Ma chi vive di queste attività è deciso a far sentire la propria voce, consapevole di aver dato il massimo per rispettare i protocolli stabiliti. L’appello è stato condiviso anche da gestori di palestre e allenatori di una palestra di Viterbo, che dichiarano:
“Abbiamo fatto tutto il necessario per garantire un ambiente salubre, rispettando norme rigide e investendo in sanificazione, revisione degli spazi, predisposizione degli impianti, e riduzione delle frequenze.
Abbiamo fatto e preso scelte impopolari per garantire continuità al nostro diritto di lavorare, alla nostra passione e quindi al nostro business.
Abbiamo fatto tutto consapevoli di poter ospitare meno persone, senza variare i costi fissi…

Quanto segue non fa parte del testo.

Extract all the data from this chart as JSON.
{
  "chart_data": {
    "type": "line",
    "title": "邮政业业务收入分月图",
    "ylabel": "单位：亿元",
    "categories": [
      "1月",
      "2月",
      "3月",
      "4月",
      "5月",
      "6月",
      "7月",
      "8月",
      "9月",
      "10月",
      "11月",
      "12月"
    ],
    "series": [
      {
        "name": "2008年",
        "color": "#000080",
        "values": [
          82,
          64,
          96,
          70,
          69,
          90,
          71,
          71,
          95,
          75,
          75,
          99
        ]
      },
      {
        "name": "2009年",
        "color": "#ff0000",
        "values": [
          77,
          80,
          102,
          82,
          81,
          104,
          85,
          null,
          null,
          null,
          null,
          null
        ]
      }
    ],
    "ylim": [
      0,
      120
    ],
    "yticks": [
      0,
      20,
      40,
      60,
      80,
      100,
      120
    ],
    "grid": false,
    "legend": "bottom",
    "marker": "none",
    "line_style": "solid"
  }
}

Abbiamo fatto tutto per offrire alle persone iscritte un servizio quanto più ‘normale’, basato sulla sicurezza e sul senso civico e di comunità.
Abbiamo chiesto a tutti i nostri iscritti ed al nostro staff di rispettare regole scomode, ridurre i propri tempi di allenamento, abituarsi a programmare in maniera meticolosa ogni entrata al centro.
Non abbiamo neanche avuto il tempo di ringraziarli, troppo impegnati a mantenere alta l’attenzione, rispettare normative e perseverare per garantire servizio e sicurezza a standard elevatissimi.
Tutto questo sacrificio ha portato a un’ingiustificata accusa dell’intero sistema sport.
Tutto il sacrificio viene vanificato ad una settimana di esame del settore dove: ‘o tutti rispettano le regole o nessuno può più giocare’.
Sospetto e accuse basate sul nulla, anzi, sul ‘mi riferiscono che…”.
Non esiste nessun dato che evidenzia le palestre o le piscine come focolai, i luoghi di sport non possono essere paragonati alla movida incontrollata.
Perché ancora viene messo in discussione il ruolo dello sport e di tutti noi appassionati e lavoratori del settore?“.